The Text2SQL MCP Server includes built-in security threat analysis to detect and prevent SQL injection attacks:
- Rule-Based Analysis: Fast pattern matching for common SQL injection patterns.
- LLM-Based Analysis: More thorough analysis using a language model.
Enable security threat analysis in your configuration:
MCP_SECURITY_ENABLE_THREAT_ANALYSIS=true
The security analyzer classifies threats into different levels:
- None: No security threats detected.
- Low: Minor issues that may not be harmful.
- Medium: Potential security concerns that should be reviewed.
- High: Serious security threats that should be blocked.
Based on the threat level, the system recommends one of the following actions:
- Allow: Allow the query to be executed.
- Modify: The query should be modified before execution.
- Block: The query should be blocked completely.
You can define sensitive tables that require special attention:
MCP_SECURITY_SENSITIVE_TABLES=users,credentials,payments,accounts
You can define custom suspicious patterns to check for:
MCP_SECURITY_SUSPICIOUS_PATTERNS="(?i)DELETE\\s+FROM,(?i)DROP\\s+TABLE"

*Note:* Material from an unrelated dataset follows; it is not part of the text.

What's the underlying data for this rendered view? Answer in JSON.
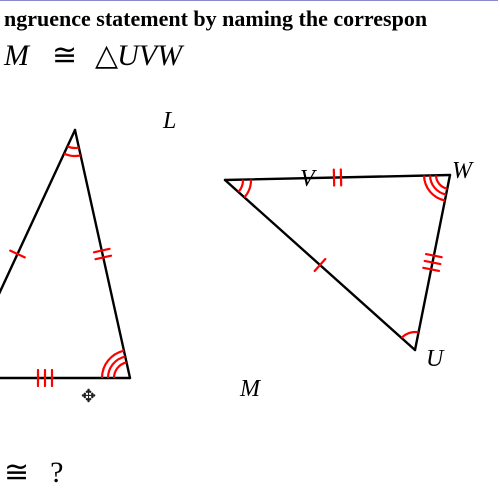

For increased security, you can use a separate server for security threat analysis:
MCP_SECURITY_REMOTE_ENDPOINT=https://security-analysis-server.example.com/api/analyze
- The server binds to
0.0.0.0by default, which makes it accessible from any network interface. - For production, consider using a reverse proxy with TLS/SSL.
- Use firewall rules to restrict access to the server.
- Use a dedicated database user with limited permissions.
- For Snowflake, use a role with appropriate permissions.
- Store database credentials securely in environment variables.
- The remote server uses API key authentication.
- All endpoints (except
/api/health) require authentication. - Use a strong, random API key for production.
By default, CORS is enabled for all origins (*). For production, restrict it to your trusted domains:
MCP_SERVER_ALLOW_CORS=true
MCP_SERVER_CORS_ORIGINS=https://yourdomain.com,https://app.yourdomain.com
- Regular Updates: Keep the server and its dependencies up to date.
- Monitoring: Monitor server logs for suspicious activity.
- Rate Limiting: Implement rate limiting to prevent abuse.
- Input Validation: Validate all input before processing.
- Output Sanitization: Ensure output doesn't contain sensitive information.